Boil until reduced and thickened (about 30 minutes)

Quinoa Salad with Blood Oranges

1 cup Quinoa
Half of a red onion, chopped
1/2 cup parsley, chopped
2 cloves of garlic, minced
2 blood oranges, peeled, segmented and halved
1 tbs olive oil
1 tbs aged balsamic vinegar

Cook Quinoa according to package directions (basically 2 cups water for every 1 cup Quinoa)
Set aside to cool.

Saute onion and garlic in olive oil until onion is tender. About 10 minutes.
Remove from heat and add parsley, oranges, and vinegar.
Stir gently to combine.
Toss together in a large bowl with cooled Quinoa.




 

Kale with garlic

1 bunch of Kale, stalks removed and chopped.
2 cloves of garlic, minced
1 tbs butter
1 tsp red pepper flakes

Heat butter in large skillet.
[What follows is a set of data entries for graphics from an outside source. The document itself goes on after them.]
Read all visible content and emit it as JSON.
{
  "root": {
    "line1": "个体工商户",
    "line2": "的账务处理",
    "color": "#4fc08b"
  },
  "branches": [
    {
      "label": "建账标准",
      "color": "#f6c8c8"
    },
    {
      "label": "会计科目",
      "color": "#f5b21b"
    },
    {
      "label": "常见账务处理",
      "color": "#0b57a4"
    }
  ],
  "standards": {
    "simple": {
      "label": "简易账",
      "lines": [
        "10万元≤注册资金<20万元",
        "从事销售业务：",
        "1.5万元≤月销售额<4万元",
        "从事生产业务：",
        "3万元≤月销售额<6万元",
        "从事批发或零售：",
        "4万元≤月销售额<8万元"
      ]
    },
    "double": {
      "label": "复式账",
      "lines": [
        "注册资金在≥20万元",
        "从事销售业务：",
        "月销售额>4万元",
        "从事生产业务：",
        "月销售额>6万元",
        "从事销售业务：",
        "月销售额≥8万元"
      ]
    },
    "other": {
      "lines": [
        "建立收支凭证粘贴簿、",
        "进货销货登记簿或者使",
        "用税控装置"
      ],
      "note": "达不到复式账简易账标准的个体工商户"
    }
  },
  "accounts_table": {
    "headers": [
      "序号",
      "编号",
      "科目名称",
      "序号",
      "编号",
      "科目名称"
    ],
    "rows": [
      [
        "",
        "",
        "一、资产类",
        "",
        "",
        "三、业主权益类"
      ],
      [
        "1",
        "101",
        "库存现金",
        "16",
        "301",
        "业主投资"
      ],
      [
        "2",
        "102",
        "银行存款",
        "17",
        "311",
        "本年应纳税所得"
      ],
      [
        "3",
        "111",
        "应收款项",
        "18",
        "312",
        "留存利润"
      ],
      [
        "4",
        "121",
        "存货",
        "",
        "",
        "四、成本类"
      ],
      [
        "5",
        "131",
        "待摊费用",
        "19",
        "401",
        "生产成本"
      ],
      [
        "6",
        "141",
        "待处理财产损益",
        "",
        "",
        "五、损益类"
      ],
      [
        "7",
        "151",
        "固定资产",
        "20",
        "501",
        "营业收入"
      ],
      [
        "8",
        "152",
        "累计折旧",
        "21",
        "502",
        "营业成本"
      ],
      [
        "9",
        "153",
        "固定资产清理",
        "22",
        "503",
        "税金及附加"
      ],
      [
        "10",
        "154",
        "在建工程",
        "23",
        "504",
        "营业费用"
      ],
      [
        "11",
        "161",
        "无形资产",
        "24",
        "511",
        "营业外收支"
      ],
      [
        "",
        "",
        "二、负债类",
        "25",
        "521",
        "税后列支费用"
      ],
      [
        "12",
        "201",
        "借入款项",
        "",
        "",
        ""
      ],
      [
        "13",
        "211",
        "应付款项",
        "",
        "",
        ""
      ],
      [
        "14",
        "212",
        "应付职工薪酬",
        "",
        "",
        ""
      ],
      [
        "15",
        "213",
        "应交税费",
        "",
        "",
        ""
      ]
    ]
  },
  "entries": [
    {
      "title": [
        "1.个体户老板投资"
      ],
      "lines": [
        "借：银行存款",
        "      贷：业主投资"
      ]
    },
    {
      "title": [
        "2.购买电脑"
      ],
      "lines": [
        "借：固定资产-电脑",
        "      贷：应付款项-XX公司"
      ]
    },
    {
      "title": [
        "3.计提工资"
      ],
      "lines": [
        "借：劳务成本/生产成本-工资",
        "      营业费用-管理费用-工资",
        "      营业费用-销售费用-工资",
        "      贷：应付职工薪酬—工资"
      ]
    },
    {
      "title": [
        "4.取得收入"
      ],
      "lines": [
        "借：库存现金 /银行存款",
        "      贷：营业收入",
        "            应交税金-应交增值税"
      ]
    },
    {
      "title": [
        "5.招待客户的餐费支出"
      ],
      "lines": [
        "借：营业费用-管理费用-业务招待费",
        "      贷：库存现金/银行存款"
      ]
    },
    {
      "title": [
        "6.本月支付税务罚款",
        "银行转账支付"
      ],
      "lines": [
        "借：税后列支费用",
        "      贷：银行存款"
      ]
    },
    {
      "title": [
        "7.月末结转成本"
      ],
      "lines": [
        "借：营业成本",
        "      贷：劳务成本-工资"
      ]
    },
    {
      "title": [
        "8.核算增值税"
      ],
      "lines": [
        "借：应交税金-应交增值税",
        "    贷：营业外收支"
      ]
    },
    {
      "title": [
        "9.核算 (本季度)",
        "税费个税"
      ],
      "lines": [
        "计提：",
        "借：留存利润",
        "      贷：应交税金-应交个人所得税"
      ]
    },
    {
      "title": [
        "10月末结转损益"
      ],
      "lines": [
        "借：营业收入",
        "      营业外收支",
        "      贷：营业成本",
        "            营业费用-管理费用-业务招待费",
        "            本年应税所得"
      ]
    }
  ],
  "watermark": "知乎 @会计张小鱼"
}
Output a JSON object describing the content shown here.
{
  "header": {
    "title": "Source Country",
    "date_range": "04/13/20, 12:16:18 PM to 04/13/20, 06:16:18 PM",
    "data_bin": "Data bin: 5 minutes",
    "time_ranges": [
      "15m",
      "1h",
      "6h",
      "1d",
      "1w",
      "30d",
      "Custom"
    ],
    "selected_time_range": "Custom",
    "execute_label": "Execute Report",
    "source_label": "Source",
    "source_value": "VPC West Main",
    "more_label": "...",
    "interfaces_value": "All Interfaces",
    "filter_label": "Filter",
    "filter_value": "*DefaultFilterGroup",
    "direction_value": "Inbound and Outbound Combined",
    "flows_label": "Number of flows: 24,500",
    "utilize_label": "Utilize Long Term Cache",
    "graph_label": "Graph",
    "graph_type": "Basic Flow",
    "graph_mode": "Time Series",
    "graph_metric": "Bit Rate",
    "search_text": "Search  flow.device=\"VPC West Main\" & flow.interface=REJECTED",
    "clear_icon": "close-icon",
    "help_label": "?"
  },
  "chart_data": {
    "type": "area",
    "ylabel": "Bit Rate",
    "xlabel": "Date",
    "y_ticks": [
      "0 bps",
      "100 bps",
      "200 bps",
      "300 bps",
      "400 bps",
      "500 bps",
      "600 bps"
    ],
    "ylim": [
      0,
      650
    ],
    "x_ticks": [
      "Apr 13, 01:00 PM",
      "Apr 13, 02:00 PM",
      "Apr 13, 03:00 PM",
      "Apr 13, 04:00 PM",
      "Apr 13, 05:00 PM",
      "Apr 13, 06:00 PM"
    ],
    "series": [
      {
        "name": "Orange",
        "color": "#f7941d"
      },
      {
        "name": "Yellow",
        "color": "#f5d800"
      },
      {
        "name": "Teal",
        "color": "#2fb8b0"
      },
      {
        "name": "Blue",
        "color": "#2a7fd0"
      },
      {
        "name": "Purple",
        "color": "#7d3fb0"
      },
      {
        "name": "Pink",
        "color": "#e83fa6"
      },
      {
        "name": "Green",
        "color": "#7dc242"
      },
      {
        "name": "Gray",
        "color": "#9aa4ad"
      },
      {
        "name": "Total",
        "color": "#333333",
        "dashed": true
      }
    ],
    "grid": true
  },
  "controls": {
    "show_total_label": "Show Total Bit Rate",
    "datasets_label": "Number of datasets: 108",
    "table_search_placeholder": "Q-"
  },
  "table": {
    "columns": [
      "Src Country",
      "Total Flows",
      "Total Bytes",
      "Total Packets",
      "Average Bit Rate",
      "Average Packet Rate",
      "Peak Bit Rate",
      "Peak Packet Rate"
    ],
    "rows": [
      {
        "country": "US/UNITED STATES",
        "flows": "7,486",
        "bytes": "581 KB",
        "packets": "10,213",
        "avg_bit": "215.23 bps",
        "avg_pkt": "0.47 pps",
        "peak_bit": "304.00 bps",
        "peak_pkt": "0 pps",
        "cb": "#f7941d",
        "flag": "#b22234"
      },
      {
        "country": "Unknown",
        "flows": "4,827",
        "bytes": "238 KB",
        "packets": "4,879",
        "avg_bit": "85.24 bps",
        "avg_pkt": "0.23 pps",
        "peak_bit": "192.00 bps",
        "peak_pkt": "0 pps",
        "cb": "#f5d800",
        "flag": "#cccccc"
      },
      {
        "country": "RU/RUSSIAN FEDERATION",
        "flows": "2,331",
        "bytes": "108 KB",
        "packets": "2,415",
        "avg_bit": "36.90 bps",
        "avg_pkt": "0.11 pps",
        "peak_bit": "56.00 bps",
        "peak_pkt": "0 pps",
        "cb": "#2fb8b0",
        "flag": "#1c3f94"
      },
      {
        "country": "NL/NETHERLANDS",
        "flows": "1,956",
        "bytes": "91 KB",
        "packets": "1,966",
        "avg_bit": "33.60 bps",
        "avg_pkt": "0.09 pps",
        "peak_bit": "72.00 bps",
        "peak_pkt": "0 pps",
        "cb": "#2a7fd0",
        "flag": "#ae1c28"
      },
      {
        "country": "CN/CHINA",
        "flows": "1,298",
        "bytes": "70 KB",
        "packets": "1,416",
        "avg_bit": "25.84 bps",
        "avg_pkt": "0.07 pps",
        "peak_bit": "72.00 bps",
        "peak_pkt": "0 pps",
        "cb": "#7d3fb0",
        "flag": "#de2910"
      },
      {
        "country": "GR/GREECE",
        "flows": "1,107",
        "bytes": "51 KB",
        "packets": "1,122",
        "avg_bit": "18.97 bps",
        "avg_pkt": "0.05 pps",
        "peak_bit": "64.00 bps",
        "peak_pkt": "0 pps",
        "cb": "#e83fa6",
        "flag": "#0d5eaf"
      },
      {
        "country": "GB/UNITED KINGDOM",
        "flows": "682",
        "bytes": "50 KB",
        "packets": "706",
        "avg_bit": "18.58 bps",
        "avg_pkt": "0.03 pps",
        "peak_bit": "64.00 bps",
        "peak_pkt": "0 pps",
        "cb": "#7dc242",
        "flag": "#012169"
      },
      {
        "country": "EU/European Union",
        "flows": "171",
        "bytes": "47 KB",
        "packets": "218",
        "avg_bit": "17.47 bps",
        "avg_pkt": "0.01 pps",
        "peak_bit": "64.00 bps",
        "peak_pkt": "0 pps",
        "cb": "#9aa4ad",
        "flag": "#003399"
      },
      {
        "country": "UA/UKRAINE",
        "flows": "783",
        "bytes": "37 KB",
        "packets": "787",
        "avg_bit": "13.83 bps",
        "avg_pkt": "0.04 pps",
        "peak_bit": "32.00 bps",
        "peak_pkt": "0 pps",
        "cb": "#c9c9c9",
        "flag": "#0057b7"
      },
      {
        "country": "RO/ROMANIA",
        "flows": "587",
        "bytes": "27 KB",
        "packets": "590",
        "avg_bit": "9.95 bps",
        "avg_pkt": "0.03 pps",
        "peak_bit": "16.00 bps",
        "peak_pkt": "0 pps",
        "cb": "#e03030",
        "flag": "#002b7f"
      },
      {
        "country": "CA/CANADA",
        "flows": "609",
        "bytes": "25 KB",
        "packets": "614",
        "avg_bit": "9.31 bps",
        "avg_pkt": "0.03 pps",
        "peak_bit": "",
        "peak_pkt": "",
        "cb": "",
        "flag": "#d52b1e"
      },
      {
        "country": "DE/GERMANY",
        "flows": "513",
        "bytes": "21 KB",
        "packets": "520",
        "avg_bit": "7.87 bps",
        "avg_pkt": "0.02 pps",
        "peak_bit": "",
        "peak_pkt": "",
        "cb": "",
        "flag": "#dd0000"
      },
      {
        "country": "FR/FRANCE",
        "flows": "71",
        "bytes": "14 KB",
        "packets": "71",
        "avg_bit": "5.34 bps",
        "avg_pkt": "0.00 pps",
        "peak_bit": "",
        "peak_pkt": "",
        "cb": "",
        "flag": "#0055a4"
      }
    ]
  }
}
Add garlic and kale.
Saute until kale is tender, about 10 minutes.
Add red pepper flakes and toss to coat.







Mock cheesecake with sour cream and lemon juice

1 8oz package of cream cheese or neufchatel cheese, softened
1 cup sour cream
1/2 cup sugar
2 tbs lemon juice (or juice from one lemon)
3 eggs
1 tsp vanilla

Combine cream cheese and sour cream in a bowl.
Add sugar and beat to combine.
Add lemon juice and vanilla.
Add eggs all at once and beat until combined.

Grease 4 ramekins
Divide batter equally between the ramekins.

Bake at 350 for 45 minutes.
Top with cherry cabernet sauce.


This was delicious, but a fail as far as appearances go. When cool, they deflated and looked even worse, but then there's more room for topping!